For $n=1$ you get equality on the left.
And for $A=\text{diag}(λ)$, with $λ>0$, we get equality on the right, since
\begin{align*}
\|A\|_2 &= λ \\
\|A\|_{Fr}&=\sqrt{\sum_{i=1}^nλ^2} = \sqrt{n}λ=\sqrt{n}\|A\|_2
\end{align*}
Therefore the estimate above is the best we can deduce.
Remark: Since that question was asked with the "numerical linear algebra" tag, one should keep in mind, that eigenvalue problems (in general) are numerically unstable. That means if the entries of the matrix are perturbed little, the eigenvalues might still see a huge change. Since the Frobenius-norm is somewhat a measure for the perturbation of the entries, that instability is of interest for this question.

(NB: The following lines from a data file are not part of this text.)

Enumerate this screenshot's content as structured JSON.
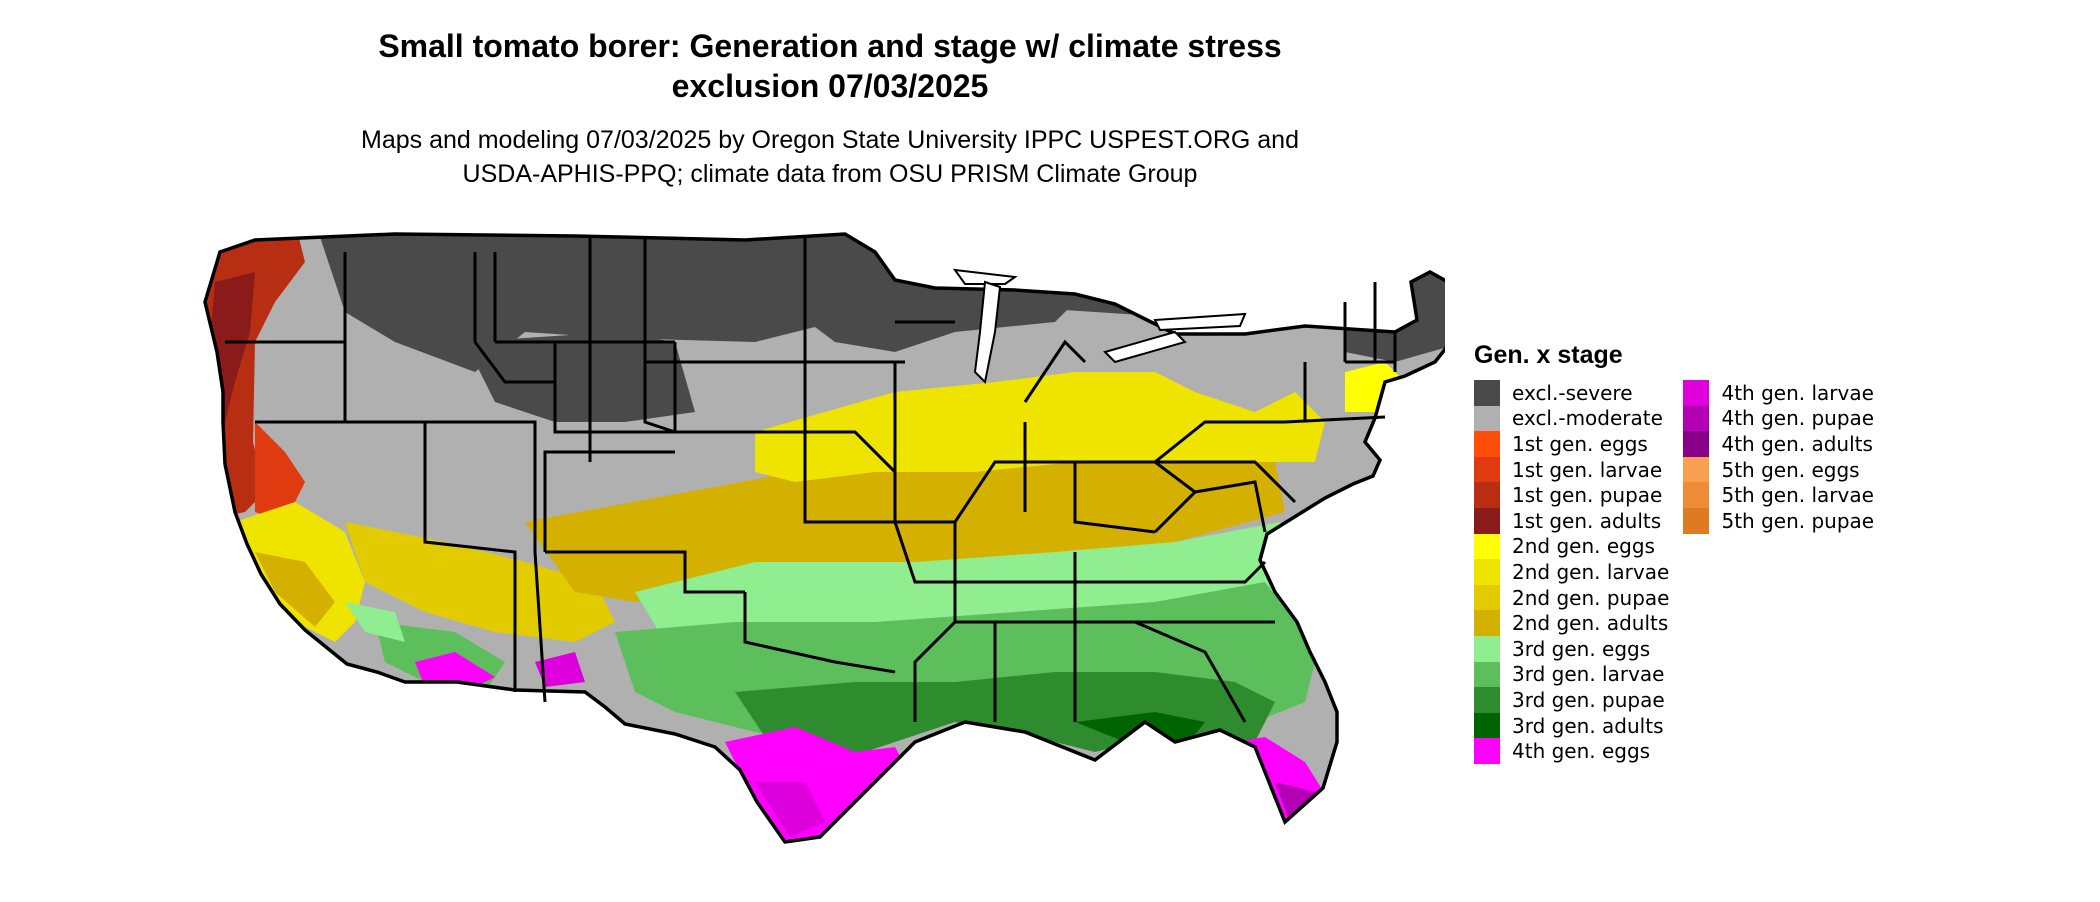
{
  "title": {
    "line1": "Small tomato borer: Generation and stage w/ climate stress",
    "line2": "exclusion 07/03/2025"
  },
  "subtitle": {
    "line1": "Maps and modeling 07/03/2025 by Oregon State University IPPC USPEST.ORG and",
    "line2": "USDA-APHIS-PPQ; climate data from OSU PRISM Climate Group"
  },
  "legend": {
    "title": "Gen. x stage",
    "column1": [
      {
        "label": "excl.-severe",
        "color": "#4a4a4a"
      },
      {
        "label": "excl.-moderate",
        "color": "#b0b0b0"
      },
      {
        "label": "1st gen. eggs",
        "color": "#ff4e0a"
      },
      {
        "label": "1st gen. larvae",
        "color": "#e03a10"
      },
      {
        "label": "1st gen. pupae",
        "color": "#b82e12"
      },
      {
        "label": "1st gen. adults",
        "color": "#8b1a1a"
      },
      {
        "label": "2nd gen. eggs",
        "color": "#ffff00"
      },
      {
        "label": "2nd gen. larvae",
        "color": "#eee400"
      },
      {
        "label": "2nd gen. pupae",
        "color": "#e2cc00"
      },
      {
        "label": "2nd gen. adults",
        "color": "#d4b000"
      },
      {
        "label": "3rd gen. eggs",
        "color": "#90ee90"
      },
      {
        "label": "3rd gen. larvae",
        "color": "#5cbf5c"
      },
      {
        "label": "3rd gen. pupae",
        "color": "#2e8b2e"
      },
      {
        "label": "3rd gen. adults",
        "color": "#006400"
      },
      {
        "label": "4th gen. eggs",
        "color": "#ff00ff"
      }
    ],
    "column2": [
      {
        "label": "4th gen. larvae",
        "color": "#dd00dd"
      },
      {
        "label": "4th gen. pupae",
        "color": "#b400b4"
      },
      {
        "label": "4th gen. adults",
        "color": "#8b008b"
      },
      {
        "label": "5th gen. eggs",
        "color": "#f8a050"
      },
      {
        "label": "5th gen. larvae",
        "color": "#ee8c38"
      },
      {
        "label": "5th gen. pupae",
        "color": "#de7a20"
      }
    ]
  }
}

We can see the effect of the perturbation with the following matrix
$$\tilde{A}=\pmatrix{0&ε \\ 1 & 0}∈ℝ^{2×2}$$
Here the eigenvalues are $0$ for $ε=0$. For $ε\neq0$ they are $λ=\pm\sqrt{ε}$. So a small error $10^{-2}$ results in eigenvalues $10^{-1}$ - that is a factor of 10.

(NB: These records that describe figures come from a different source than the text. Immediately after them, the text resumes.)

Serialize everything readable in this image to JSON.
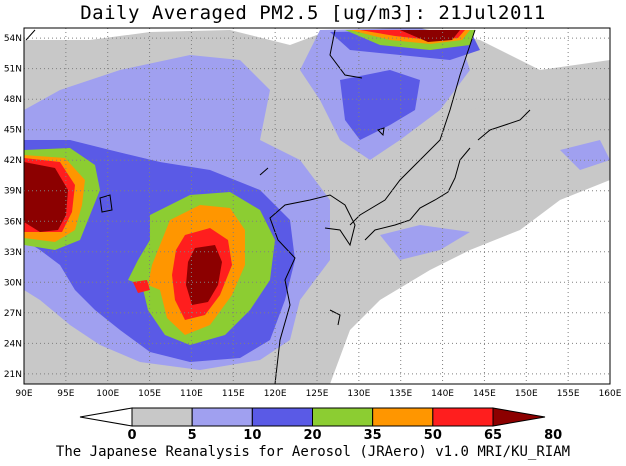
{
  "title": "Daily Averaged PM2.5 [ug/m3]: 21Jul2011",
  "footer": "The Japanese Reanalysis for Aerosol (JRAero) v1.0 MRI/KU_RIAM",
  "map": {
    "lon_range": [
      90,
      160
    ],
    "lat_range": [
      20,
      55
    ],
    "lon_ticks": [
      "90E",
      "95E",
      "100E",
      "105E",
      "110E",
      "115E",
      "120E",
      "125E",
      "130E",
      "135E",
      "140E",
      "145E",
      "150E",
      "155E",
      "160E"
    ],
    "lat_ticks": [
      "54N",
      "51N",
      "48N",
      "45N",
      "42N",
      "39N",
      "36N",
      "33N",
      "30N",
      "27N",
      "24N",
      "21N"
    ],
    "grid": "dotted"
  },
  "colorbar": {
    "levels": [
      "0",
      "5",
      "10",
      "20",
      "35",
      "50",
      "65",
      "80"
    ],
    "colors": [
      "#ffffff",
      "#c8c8c8",
      "#a0a0f0",
      "#5a5ae6",
      "#8ccd32",
      "#ff9600",
      "#ff1e1e",
      "#8c0000"
    ]
  }
}
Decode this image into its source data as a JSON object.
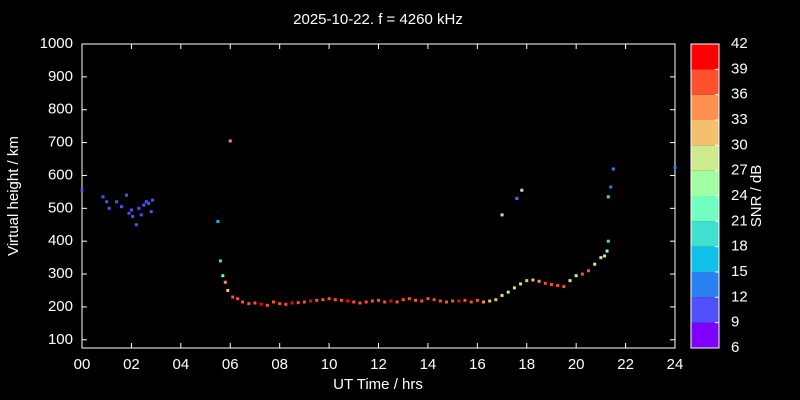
{
  "chart_data": {
    "type": "scatter",
    "title": "2025-10-22. f = 4260 kHz",
    "x_label": "UT Time / hrs",
    "y_label": "Virtual height / km",
    "xlim": [
      0,
      24
    ],
    "xticks": [
      {
        "value": 0,
        "label": "00"
      },
      {
        "value": 2,
        "label": "02"
      },
      {
        "value": 4,
        "label": "04"
      },
      {
        "value": 6,
        "label": "06"
      },
      {
        "value": 8,
        "label": "08"
      },
      {
        "value": 10,
        "label": "10"
      },
      {
        "value": 12,
        "label": "12"
      },
      {
        "value": 14,
        "label": "14"
      },
      {
        "value": 16,
        "label": "16"
      },
      {
        "value": 18,
        "label": "18"
      },
      {
        "value": 20,
        "label": "20"
      },
      {
        "value": 22,
        "label": "22"
      },
      {
        "value": 24,
        "label": "24"
      }
    ],
    "ylim": [
      75,
      1000
    ],
    "yticks": [
      100,
      200,
      300,
      400,
      500,
      600,
      700,
      800,
      900,
      1000
    ],
    "colorbar": {
      "label": "SNR / dB",
      "lim": [
        6,
        42
      ],
      "ticks": [
        6,
        9,
        12,
        15,
        18,
        21,
        24,
        27,
        30,
        33,
        36,
        39,
        42
      ],
      "colors": [
        "#8000ff",
        "#5050ff",
        "#2a80f0",
        "#10c0e8",
        "#40e0d0",
        "#70ffc0",
        "#a0ffa0",
        "#d0ea90",
        "#f4c070",
        "#ff9050",
        "#ff5030",
        "#ff0000"
      ]
    },
    "x": [
      0,
      0.85,
      1.0,
      1.1,
      1.4,
      1.6,
      1.8,
      1.9,
      2.0,
      2.05,
      2.2,
      2.3,
      2.4,
      2.5,
      2.6,
      2.7,
      2.8,
      2.85,
      5.5,
      5.6,
      5.7,
      5.8,
      5.9,
      6.0,
      6.1,
      6.3,
      6.5,
      6.75,
      7,
      7.25,
      7.5,
      7.75,
      8,
      8.25,
      8.5,
      8.75,
      9,
      9.25,
      9.5,
      9.75,
      10,
      10.25,
      10.5,
      10.75,
      11,
      11.25,
      11.5,
      11.75,
      12,
      12.25,
      12.5,
      12.75,
      13,
      13.25,
      13.5,
      13.75,
      14,
      14.25,
      14.5,
      14.75,
      15,
      15.25,
      15.5,
      15.75,
      16,
      16.25,
      16.5,
      16.75,
      17,
      17.25,
      17.5,
      17.75,
      18,
      18.25,
      18.5,
      18.75,
      19,
      19.25,
      19.5,
      19.75,
      20,
      20.25,
      20.5,
      20.75,
      21,
      21.15,
      21.25,
      17.0,
      17.6,
      17.8,
      21.3,
      21.3,
      21.4,
      21.5,
      24
    ],
    "y": [
      555,
      535,
      520,
      500,
      520,
      505,
      540,
      485,
      495,
      475,
      450,
      500,
      480,
      510,
      520,
      515,
      490,
      525,
      460,
      340,
      295,
      275,
      250,
      705,
      230,
      225,
      215,
      210,
      212,
      208,
      205,
      215,
      210,
      208,
      212,
      213,
      215,
      218,
      220,
      222,
      225,
      222,
      220,
      218,
      215,
      212,
      215,
      218,
      220,
      215,
      218,
      215,
      222,
      225,
      220,
      218,
      225,
      222,
      218,
      215,
      218,
      218,
      220,
      215,
      220,
      215,
      218,
      222,
      235,
      245,
      258,
      270,
      280,
      282,
      278,
      272,
      268,
      265,
      262,
      280,
      295,
      300,
      310,
      330,
      350,
      355,
      370,
      480,
      530,
      555,
      400,
      535,
      565,
      620,
      625
    ],
    "snr": [
      11,
      11,
      11,
      11,
      11,
      11,
      11,
      11,
      11,
      11,
      11,
      11,
      11,
      11,
      11,
      11,
      11,
      11,
      16,
      20,
      22,
      34,
      31,
      33,
      37,
      38,
      37,
      38,
      38,
      39,
      37,
      36,
      38,
      38,
      39,
      38,
      38,
      39,
      38,
      38,
      37,
      38,
      38,
      39,
      38,
      38,
      37,
      38,
      38,
      38,
      39,
      38,
      37,
      38,
      38,
      38,
      38,
      37,
      38,
      38,
      38,
      39,
      37,
      38,
      36,
      34,
      31,
      30,
      29,
      28,
      28,
      27,
      30,
      31,
      33,
      36,
      37,
      38,
      36,
      27,
      26,
      37,
      36,
      29,
      27,
      29,
      25,
      27,
      14,
      27,
      18,
      18,
      13,
      12,
      12
    ]
  }
}
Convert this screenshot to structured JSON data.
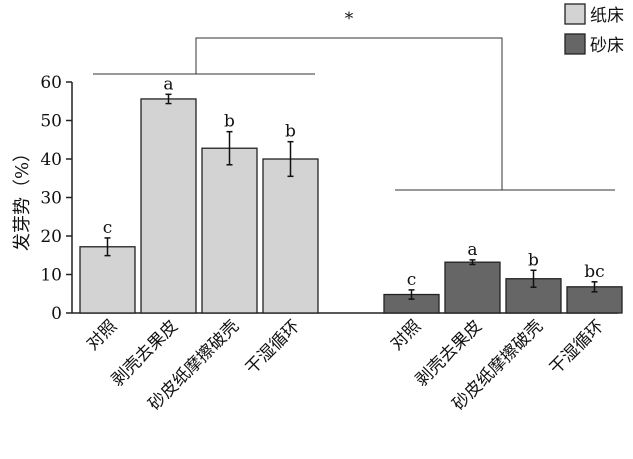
{
  "chart_data": {
    "type": "bar",
    "ylabel": "发芽势（%）",
    "ylim": [
      0,
      60
    ],
    "yticks": [
      0,
      10,
      20,
      30,
      40,
      50,
      60
    ],
    "grid": false,
    "legend_position": "top-right",
    "group_significance": "*",
    "series": [
      {
        "name": "纸床",
        "color": "#d3d3d3",
        "categories": [
          "对照",
          "剥壳去果皮",
          "砂皮纸摩擦破壳",
          "干湿循环"
        ],
        "values": [
          17.2,
          55.6,
          42.8,
          40.0
        ],
        "errors": [
          2.3,
          1.2,
          4.3,
          4.5
        ],
        "letters": [
          "c",
          "a",
          "b",
          "b"
        ]
      },
      {
        "name": "砂床",
        "color": "#666666",
        "categories": [
          "对照",
          "剥壳去果皮",
          "砂皮纸摩擦破壳",
          "干湿循环"
        ],
        "values": [
          4.8,
          13.2,
          8.9,
          6.8
        ],
        "errors": [
          1.2,
          0.6,
          2.2,
          1.3
        ],
        "letters": [
          "c",
          "a",
          "b",
          "bc"
        ]
      }
    ]
  }
}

Now take the $n×n$-matrix that has $1$ on the left off-diagonal, and $ε$ in the top right corner:
$$\tilde{A}=\pmatrix{0&&&ε \\ 1 & 0 \\ &\ddots & \ddots \\ &&1&0}∈ℝ^{n×n}$$
Again all eigenvalues $λ=0$, if $ε=0$. But if $ε=10^{-n}$, the result contains one eigenvalue $λ=10^{-1}$ and you get an error amplification factor of $10^{n-1}$.
And, as I stated above, the Frobenius norm only sees the change $10^{-n}$, while the $2$-norm sees the change of the eigenvalue.

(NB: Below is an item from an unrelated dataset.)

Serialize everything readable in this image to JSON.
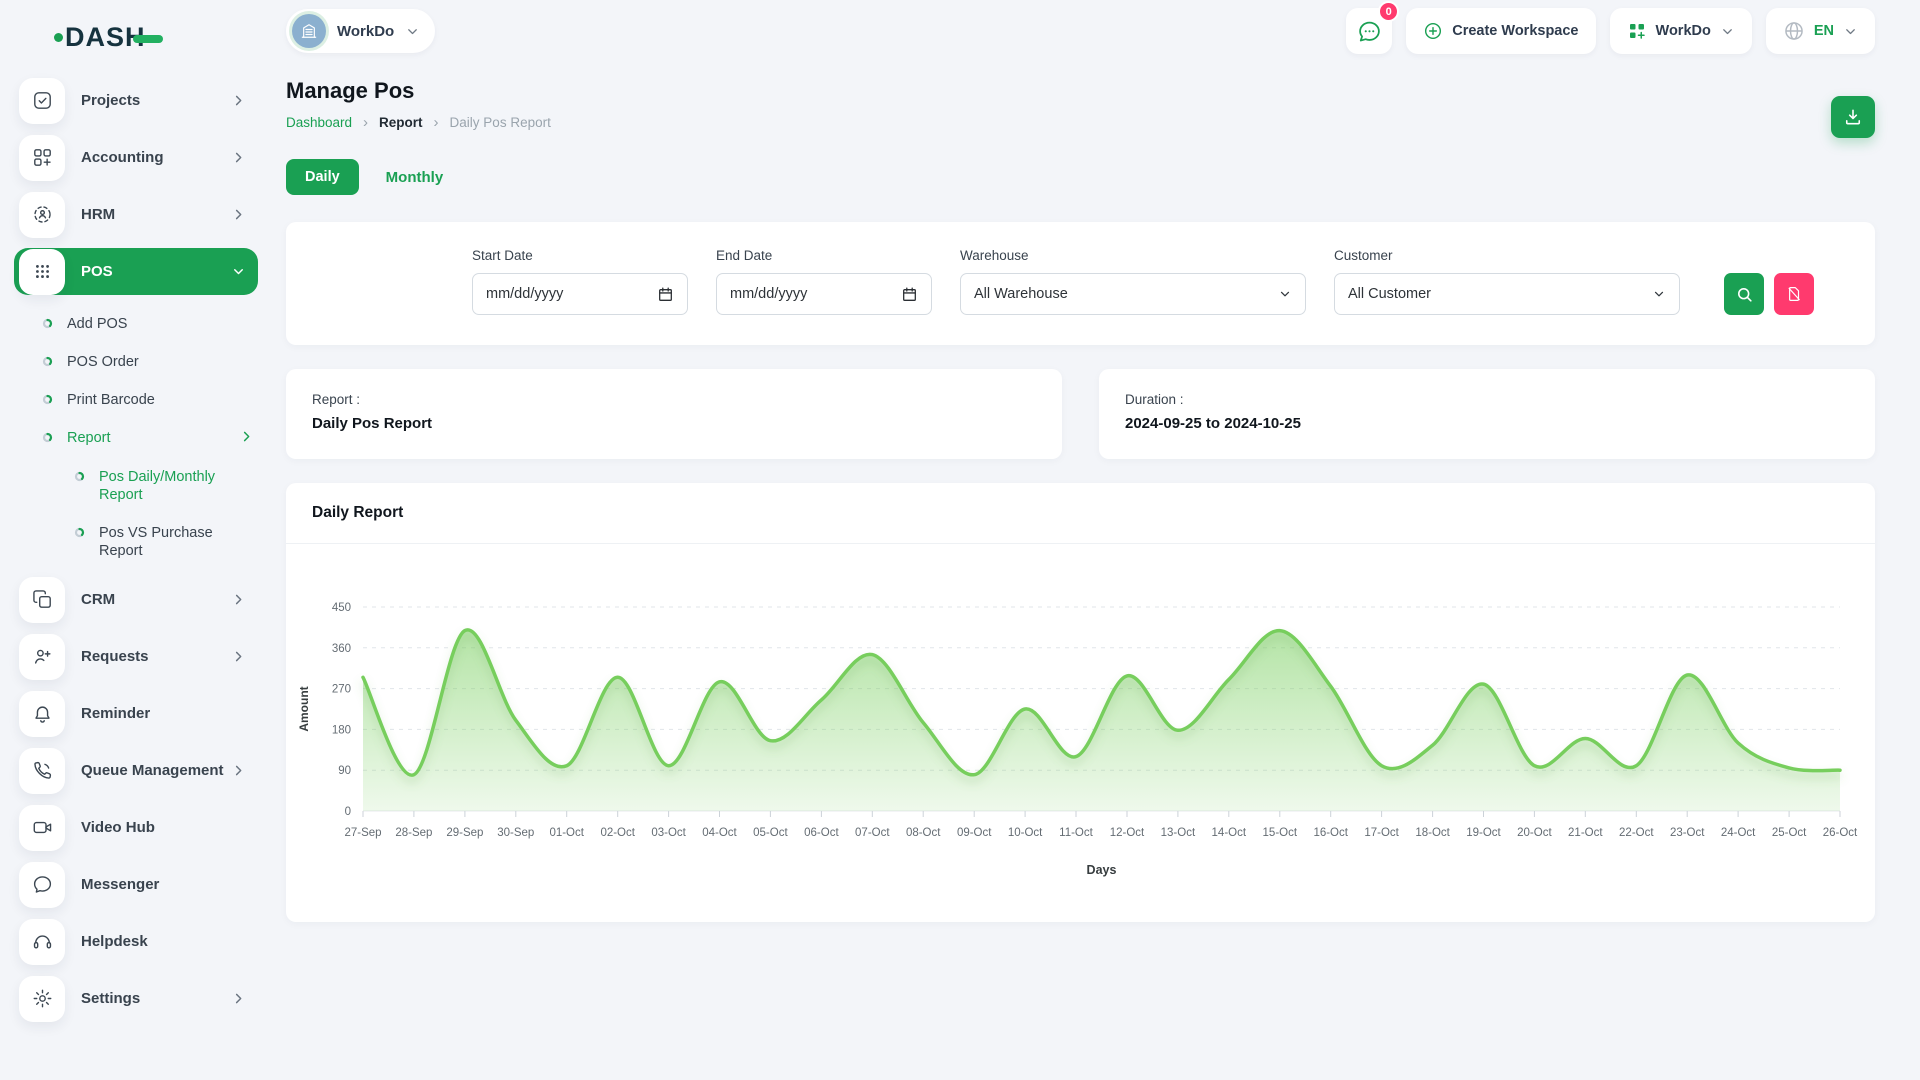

In general the following theorem holds:
Let $A∈ℝ^{n×n}$ be a matrix with eigenvectors $w_i$. And let $\tilde{A}=A+δA$ be a perturbed matrix. Then it holds, with $W=(w_1,…,w_n)$:
$$|λ(A)-λ(\tilde{A})|≤\text{cond}_{2}(W)\|δA\|.$$
So the conditioning of the eigenvalue problem depends on the condition number of $W$.
Sounds pretty bad, but for hermitian matrices there exists a orthonormal basis, which means that for these matrices the eigenvalue problem is stable. For arbitrary matrices it is arbitrary ill-conditioned.